Last week i shared some early work around a new programme exploring ‘The Moral Leader’ – essentially this work considers ourselves as imperfect leaders within imperfect systems, and asks how we make the decisions that we make, and how we stay true to the people we are accountable to – ourselves, others, and organisations.
I concluded the week sharing the four parts of this journey – ‘The Map’, exploring our moral landscape, and how it forms, ‘The Compass’, considering the tools we use to find our direction, ‘The Community’, which considers our relationship with others, and whether those relationships always make us ‘better’, and ‘The Journey’, which explores how we lead, and when we get lost.
Today i want to start building out the narrative structure of this: in my previous ‘Quiet Leadership’ work, i formed two key questions around each chapter, and i will start with the same approach here.
If you’ve ever hiked on a windy day, you will know the challenge with the map: as you unfold it’s creases, the wind catches it, and you try to fold it back into a compact structure that will show your narrow space of operation. Every time you unfold it to the big picture, you do battle with the wind. That’s kind of what we are exploring here: what is the biggest picture, and what is the nature of the wind that whips and catches the map.
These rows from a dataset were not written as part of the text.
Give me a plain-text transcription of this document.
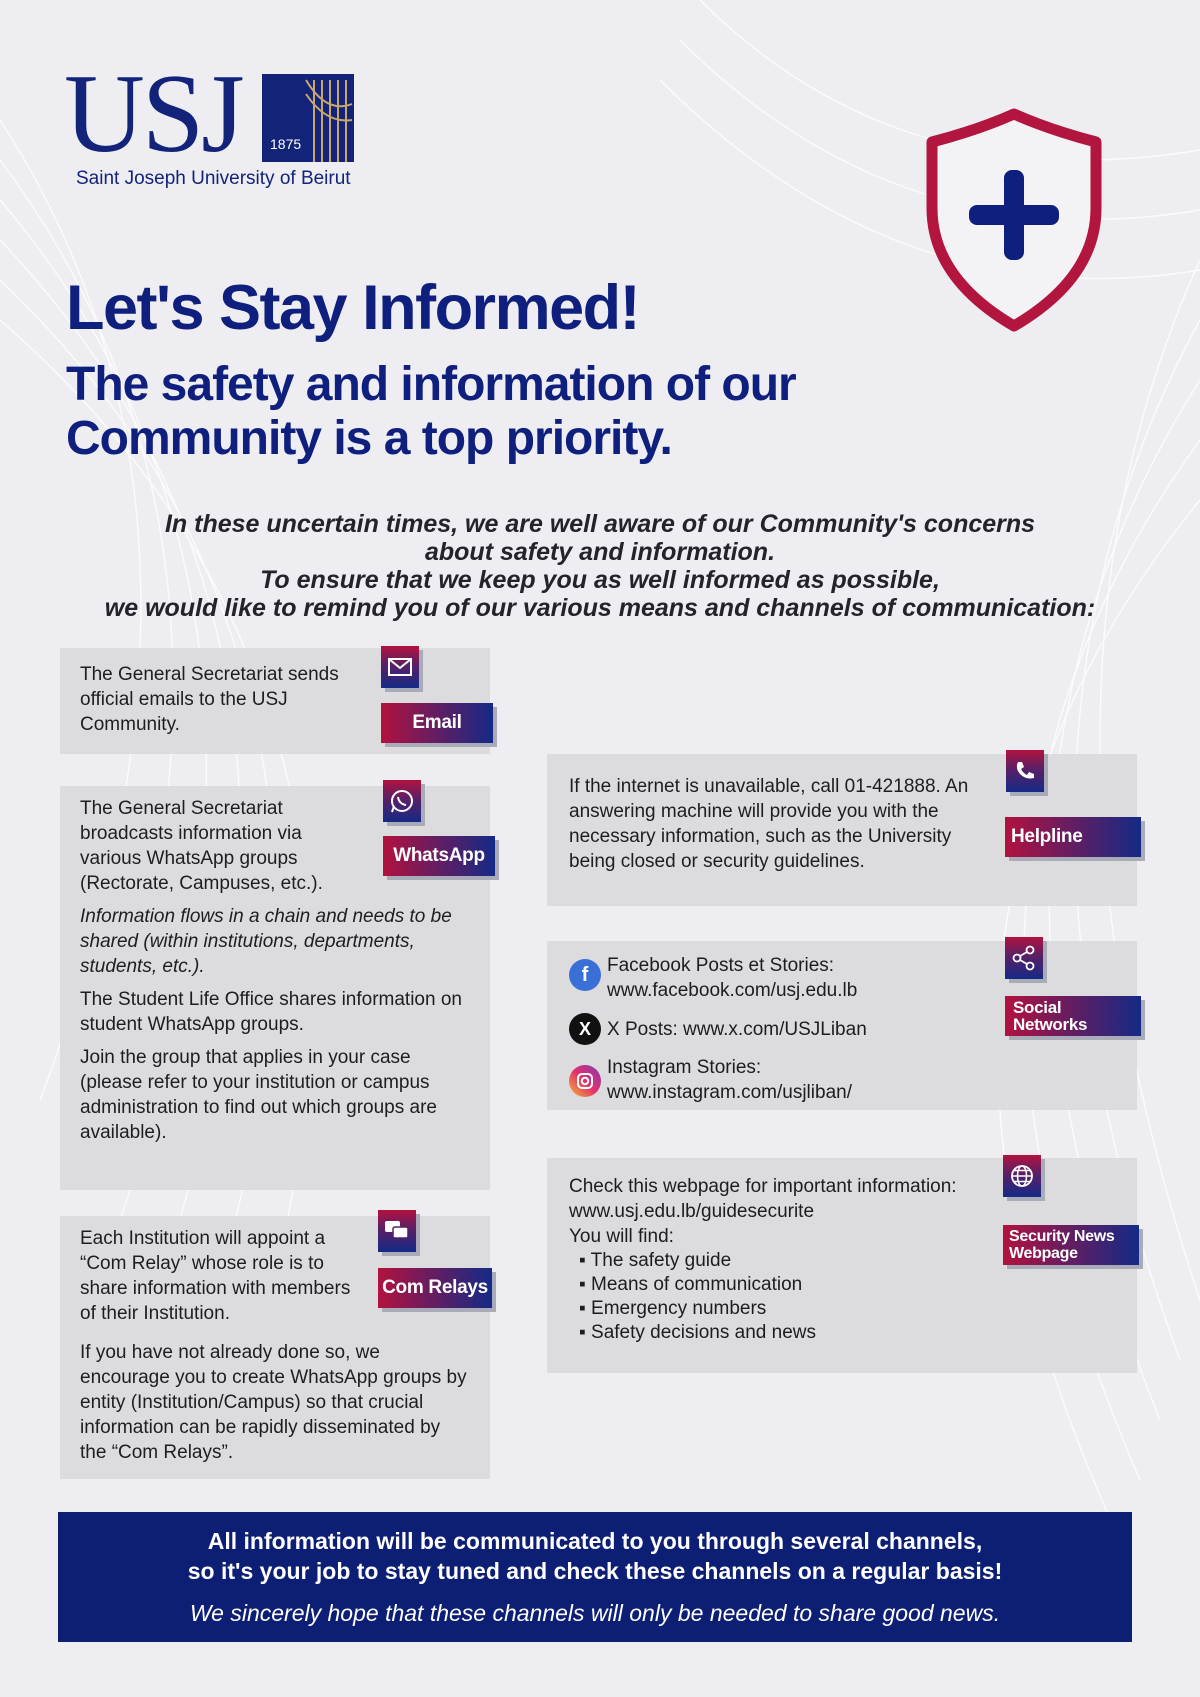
USJ 1875
Saint Joseph University of Beirut
Let's Stay Informed!
The safety and information of our
Community is a top priority.
In these uncertain times, we are well aware of our Community's concerns
about safety and information.
To ensure that we keep you as well informed as possible,
we would like to remind you of our various means and channels of communication:

The General Secretariat sends official emails to the USJ Community.	Email

The General Secretariat broadcasts information via various WhatsApp groups (Rectorate, Campuses, etc.).

Information flows in a chain and needs to be shared (within institutions, departments, students, etc.).

The Student Life Office shares information on student WhatsApp groups.

Join the group that applies in your case (please refer to your institution or campus administration to find out which groups are available).

WhatsApp

Each Institution will appoint a “Com Relay” whose role is to share information with members of their Institution.

If you have not already done so, we encourage you to create WhatsApp groups by entity (Institution/Campus) so that crucial information can be rapidly disseminated by the “Com Relays”.

Com Relays

If the internet is unavailable, call 01-421888. An answering machine will provide you with the necessary information, such as the University being closed or security guidelines.

Helpline
f Facebook Posts et Stories:
www.facebook.com/usj.edu.lb
X X Posts: www.x.com/USJLiban
Instagram Stories:
www.instagram.com/usjliban/
Social
Networks
Check this webpage for important information:
www.usj.edu.lb/guidesecurite
You will find:
▪ The safety guide
▪ Means of communication
▪ Emergency numbers
▪ Safety decisions and news
Security News
Webpage
All information will be communicated to you through several channels,
so it's your job to stay tuned and check these channels on a regular basis!
We sincerely hope that these channels will only be needed to share good news.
When we consider ‘The Map’, we are asking ourselves about our moral landscape, the landscape within which we make our decisions. The kinds of questions that we may ask here include:
- How do you know what the ‘right’ thing to do is?
- Who draws the map of what is right and wrong? Is there more than one map?
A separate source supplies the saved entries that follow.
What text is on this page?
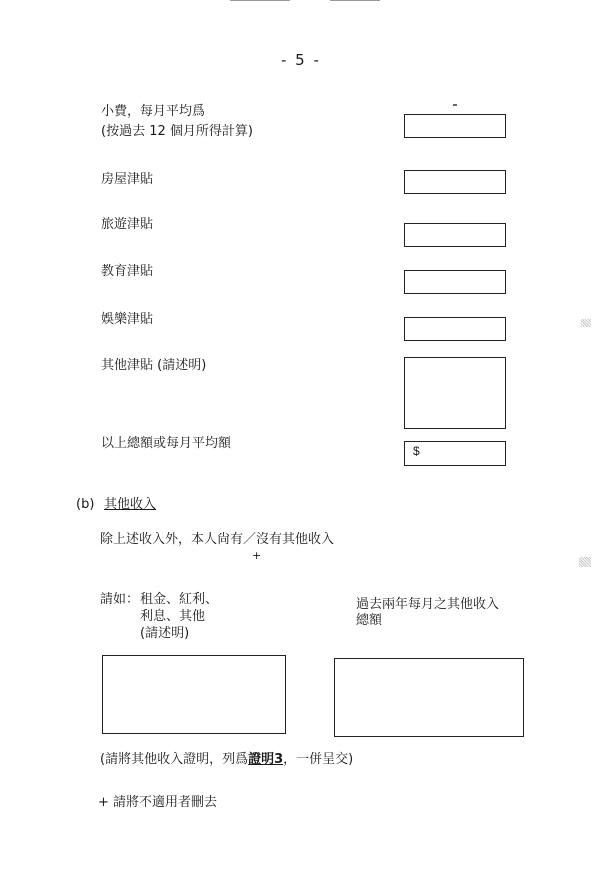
- 5 -
小費，每月平均爲
(按過去 12 個月所得計算)
房屋津貼
旅遊津貼
教育津貼
娛樂津貼
其他津貼 (請述明)
以上總額或每月平均額	$
(b) 其他收入
除上述收入外，本人尙有／沒有其他收入
+
請如： 租金、紅利、
利息、其他
(請述明)
過去兩年每月之其他收入
總額
(請將其他收入證明，列爲證明3，一併呈交)
+ 請將不適用者刪去
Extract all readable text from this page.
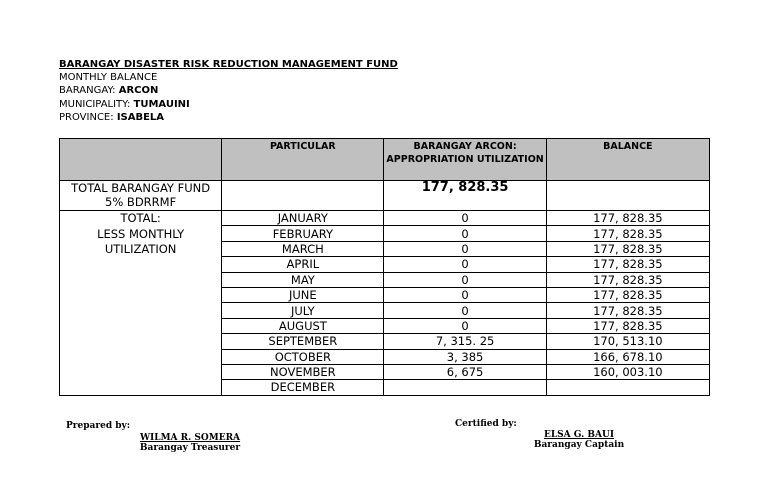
BARANGAY DISASTER RISK REDUCTION MANAGEMENT FUND
MONTHLY BALANCE
BARANGAY: ARCON
MUNICIPALITY: TUMAUINI
PROVINCE: ISABELA
	PARTICULAR	BARANGAY ARCON: APPROPRIATION UTILIZATION	BALANCE

TOTAL BARANGAY FUND
5% BDRRMF		177, 828.35	

TOTAL:
LESS MONTHLY
UTILIZATION	JANUARY	0	177, 828.35
	FEBRUARY	0	177, 828.35
	MARCH	0	177, 828.35
	APRIL	0	177, 828.35
	MAY	0	177, 828.35
	JUNE	0	177, 828.35
	JULY	0	177, 828.35
	AUGUST	0	177, 828.35
	SEPTEMBER	7, 315. 25	170, 513.10
	OCTOBER	3, 385	166, 678.10
	NOVEMBER	6, 675	160, 003.10
	DECEMBER		
Prepared by:
WILMA R. SOMERA
Barangay Treasurer
Certified by:
ELSA G. BAUI
Barangay Captain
- When do we get things wrong?
- Does our sense of right and wrong evolve over time?
- Is it ever right to do wrong?
- To whom are we accountable for our actions?
- Is what is ‘right’ for you to do always ‘right’ for me to do?
- Can you always do right, or is it inevitable to get lost?
The essence of this work is reflective practice: to consider ourselves as imperfect leaders within imperfect systems, but leaders nonetheless who strive to do better.
This requires us to understand the moral nature of leadership, and the complexities of the map that we follow.